Logo no começo temos uma discussão muito franca sobre os temores da maternidade. Eva Khatchadourian, autora do texto, uma intelectual de boa formação e vida confortável em Nova York, cujo nome leva o pensamento para referências religiosas, deixa antever que os receios acabarão sendo pequenos diante da tempestade que a condenará ao papel de náufraga sem nenhuma possibilidade de salvação.
As dúvidas relacionadas a uma suposta vocação existencial e biológica, do corpo submetido aos rigores da gestação, não desaparecem com o nascimento do bebê. A culpa, fortalecida por sentimentos inadequados, desenha o perfil de uma depressão pós-parto. As dores são tão lancinantes quanto um princípio de morte. O resultado é um choque provocado pela aparente contradição. Cadê a felicidade esperada?
A complexidade do caráter do filho em crescimento é anunciada com a certeza de que ele vai cometer uma atrocidade. A questão é identificar os sinais que fariam dele um adolescente problemático. Kevin é maléfico desde criança ou não passa de um menino introspectivo, com tendências de misantropia? O interesse da mãe em descobrir os motivos do comportamento estranho corresponde ao desinteresse do pai em assumir que o comportamento possa ter alguma coisa de anormal. O livro tangencia o terror que ameaça a inocência e a ingenuidade. Ou a mera displicência.

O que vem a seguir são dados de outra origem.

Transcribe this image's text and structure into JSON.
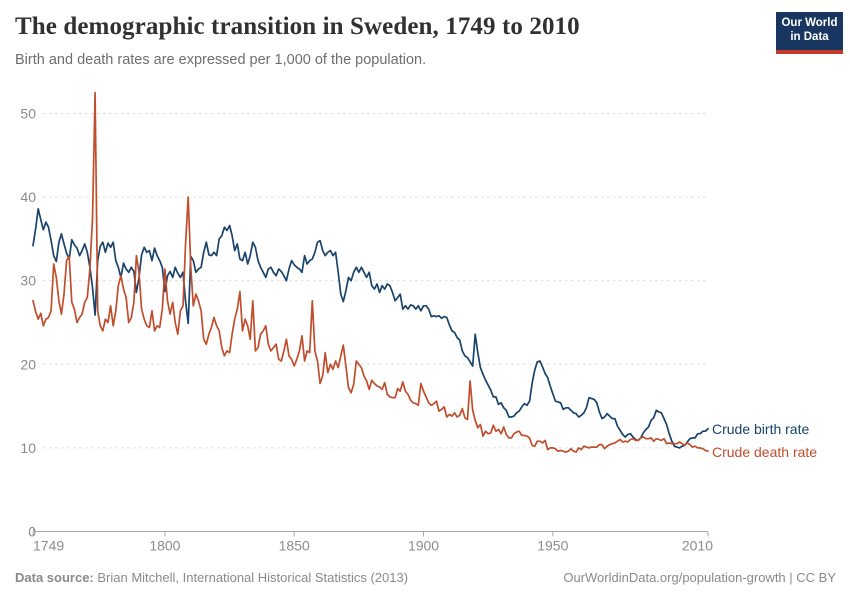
{
  "header": {
    "title": "The demographic transition in Sweden, 1749 to 2010",
    "subtitle": "Birth and death rates are expressed per 1,000 of the population.",
    "logo": {
      "line1": "Our World",
      "line2": "in Data",
      "bg_color": "#18365f",
      "bar_color": "#c5392c"
    }
  },
  "footer": {
    "source_label": "Data source:",
    "source_text": " Brian Mitchell, International Historical Statistics (2013)",
    "link_text": "OurWorldinData.org/population-growth | CC BY"
  },
  "chart_data": {
    "type": "line",
    "title": "The demographic transition in Sweden, 1749 to 2010",
    "subtitle": "Birth and death rates are expressed per 1,000 of the population.",
    "xlabel": "",
    "ylabel": "",
    "x_start": 1749,
    "x_end": 2010,
    "xlim": [
      1749,
      2010
    ],
    "ylim": [
      0,
      50
    ],
    "x_ticks": [
      1749,
      1800,
      1850,
      1900,
      1950,
      2010
    ],
    "y_ticks": [
      0,
      10,
      20,
      30,
      40,
      50
    ],
    "grid": "horizontal-dashed",
    "legend_position": "right-of-line-ends",
    "grid_color": "#dadada",
    "axis_color": "#a9a9a9",
    "tick_label_color": "#8c8c8c",
    "series": [
      {
        "name": "Crude birth rate",
        "color": "#18436b",
        "values": [
          34.2,
          36.2,
          38.6,
          37.3,
          36.1,
          37.0,
          36.4,
          34.8,
          33.0,
          32.3,
          34.6,
          35.6,
          34.4,
          33.3,
          32.6,
          34.9,
          34.3,
          33.9,
          33.0,
          33.6,
          34.4,
          33.4,
          31.6,
          29.2,
          25.9,
          32.4,
          34.1,
          34.6,
          33.4,
          34.5,
          34.0,
          34.6,
          32.4,
          31.6,
          30.4,
          32.1,
          31.4,
          31.0,
          31.6,
          31.1,
          28.6,
          30.4,
          33.1,
          34.0,
          33.4,
          33.6,
          32.4,
          33.9,
          33.0,
          32.4,
          31.6,
          28.7,
          30.6,
          31.1,
          30.4,
          31.6,
          30.9,
          30.4,
          31.0,
          27.5,
          24.9,
          32.9,
          32.4,
          31.0,
          31.4,
          31.6,
          33.4,
          34.6,
          33.1,
          33.0,
          33.4,
          33.0,
          35.0,
          35.4,
          36.4,
          36.0,
          36.6,
          35.4,
          33.6,
          34.4,
          32.6,
          32.4,
          33.4,
          32.0,
          33.0,
          34.6,
          34.0,
          32.4,
          31.6,
          31.0,
          30.4,
          31.4,
          31.6,
          31.0,
          30.6,
          31.4,
          31.1,
          30.6,
          30.0,
          31.4,
          32.4,
          31.9,
          31.6,
          31.4,
          31.0,
          33.0,
          32.0,
          32.4,
          32.6,
          33.4,
          34.6,
          34.8,
          33.6,
          33.0,
          33.4,
          33.6,
          33.0,
          33.4,
          31.0,
          28.4,
          27.5,
          28.8,
          30.4,
          30.0,
          31.0,
          31.6,
          31.0,
          31.6,
          31.0,
          30.4,
          31.0,
          29.4,
          29.0,
          29.6,
          28.6,
          29.4,
          29.0,
          29.6,
          29.4,
          28.6,
          27.6,
          28.0,
          28.4,
          26.6,
          27.0,
          26.6,
          27.1,
          27.0,
          26.6,
          27.0,
          26.4,
          27.0,
          27.0,
          26.6,
          25.7,
          25.8,
          25.7,
          25.8,
          25.5,
          25.7,
          25.6,
          24.7,
          24.0,
          23.8,
          23.2,
          22.9,
          21.6,
          21.0,
          20.8,
          20.3,
          19.8,
          23.6,
          21.4,
          19.6,
          18.8,
          18.1,
          17.5,
          16.9,
          16.1,
          16.1,
          15.2,
          15.4,
          14.8,
          14.5,
          13.7,
          13.7,
          13.8,
          14.2,
          14.4,
          14.9,
          15.3,
          15.1,
          15.6,
          17.7,
          19.3,
          20.3,
          20.4,
          19.7,
          18.9,
          18.4,
          17.4,
          16.5,
          15.6,
          15.5,
          15.4,
          14.6,
          14.8,
          14.8,
          14.5,
          14.2,
          14.1,
          13.7,
          13.9,
          14.2,
          14.8,
          16.0,
          15.9,
          15.8,
          15.4,
          14.3,
          13.5,
          13.7,
          14.1,
          13.8,
          13.5,
          13.5,
          12.6,
          12.1,
          11.6,
          11.3,
          11.6,
          11.7,
          11.3,
          11.0,
          10.9,
          11.2,
          11.8,
          12.2,
          12.5,
          13.3,
          13.6,
          14.5,
          14.3,
          14.2,
          13.5,
          12.8,
          11.7,
          10.8,
          10.2,
          10.1,
          10.0,
          10.2,
          10.3,
          10.7,
          11.1,
          11.2,
          11.2,
          11.7,
          11.7,
          12.0,
          12.0,
          12.3
        ]
      },
      {
        "name": "Crude death rate",
        "color": "#c04e2c",
        "values": [
          27.6,
          26.3,
          25.4,
          26.1,
          24.6,
          25.4,
          25.6,
          26.4,
          32.0,
          30.4,
          27.6,
          26.0,
          28.4,
          32.4,
          32.9,
          27.4,
          26.6,
          25.0,
          25.6,
          26.0,
          27.4,
          28.0,
          31.4,
          37.4,
          52.5,
          26.4,
          24.6,
          24.0,
          25.4,
          25.0,
          27.0,
          24.6,
          26.4,
          29.4,
          30.6,
          29.0,
          28.0,
          25.0,
          25.6,
          27.4,
          33.0,
          31.0,
          26.6,
          25.4,
          24.6,
          24.4,
          26.4,
          24.0,
          24.6,
          24.4,
          26.6,
          31.4,
          27.6,
          26.0,
          27.4,
          25.0,
          23.6,
          26.4,
          27.0,
          34.5,
          40.0,
          31.6,
          27.0,
          28.4,
          27.6,
          26.4,
          23.0,
          22.4,
          23.6,
          24.4,
          25.6,
          24.6,
          24.0,
          22.0,
          21.0,
          21.6,
          21.4,
          23.6,
          25.4,
          26.6,
          28.7,
          24.0,
          25.4,
          24.6,
          23.0,
          27.6,
          21.6,
          22.0,
          23.6,
          24.0,
          24.6,
          22.4,
          21.6,
          22.0,
          22.4,
          20.6,
          20.4,
          21.6,
          23.0,
          21.0,
          20.6,
          19.8,
          20.6,
          21.6,
          23.4,
          20.4,
          21.6,
          21.4,
          27.6,
          21.6,
          20.4,
          17.7,
          18.6,
          21.4,
          19.0,
          20.0,
          19.4,
          20.4,
          19.6,
          21.0,
          22.3,
          19.8,
          17.2,
          16.6,
          17.6,
          20.4,
          20.0,
          19.6,
          18.6,
          18.0,
          17.0,
          18.1,
          17.7,
          17.4,
          17.3,
          17.0,
          17.8,
          16.4,
          16.1,
          16.0,
          16.0,
          17.1,
          16.8,
          17.9,
          16.8,
          16.4,
          15.7,
          15.4,
          15.3,
          15.1,
          17.7,
          16.8,
          16.1,
          15.4,
          15.1,
          15.3,
          15.6,
          14.4,
          14.6,
          14.9,
          13.7,
          14.0,
          13.8,
          14.2,
          13.7,
          13.9,
          14.7,
          13.6,
          13.4,
          18.0,
          14.5,
          13.3,
          12.4,
          12.8,
          11.4,
          12.0,
          11.7,
          11.8,
          12.7,
          12.0,
          12.2,
          11.7,
          12.5,
          11.6,
          11.2,
          11.2,
          11.7,
          11.9,
          12.0,
          11.5,
          11.5,
          11.4,
          11.2,
          10.3,
          10.2,
          10.8,
          10.8,
          10.6,
          10.9,
          9.8,
          10.0,
          10.0,
          9.9,
          9.6,
          9.7,
          9.6,
          9.5,
          9.6,
          9.9,
          9.6,
          9.5,
          10.0,
          9.8,
          10.2,
          10.1,
          10.0,
          10.1,
          10.1,
          10.1,
          10.4,
          10.4,
          9.9,
          10.2,
          10.4,
          10.5,
          10.6,
          10.8,
          11.0,
          10.7,
          10.8,
          10.7,
          11.0,
          11.1,
          10.9,
          10.9,
          11.2,
          11.3,
          11.1,
          11.1,
          11.2,
          10.8,
          11.1,
          11.0,
          10.9,
          11.1,
          10.5,
          10.6,
          10.5,
          10.5,
          10.5,
          10.7,
          10.5,
          10.3,
          10.6,
          10.4,
          10.1,
          10.2,
          10.0,
          10.0,
          9.9,
          9.7,
          9.6
        ]
      }
    ]
  }
}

A decisão de aumentar a família, como se fosse uma compensação ou uma experiência de feições medonhas, brota em um terreno especial de crise. O desafio acabrunhante vai no sentido de comprovar que “nosso filho já nasceu desalmado”. A chegada de Celia, com suas características suaves e frágeis, equivale a oferecer um brinquedo demasiado conveniente ao leitor para confirmar as dúvidas sobre a personalidade temerária do irmão, que se evidencia na escola e na vizinhança.
O encerramento não tem nenhuma resposta que sirva para amarrar o pacote com um laço de fita que deixe tudo com uma aparência bonita. Passamos pela fatídica quinta-feira com o assombro dos avisados que não estavam preparados para os detalhes do grande evento. E descobrimos que Eva está disposta a nos dar mais um susto enorme, além de todos que ela compartilhou ao longo do livro. Quando ela assume em definitivo a responsabilidade de ser mãe é como um soco no estômago capaz de nos tirar o fôlego.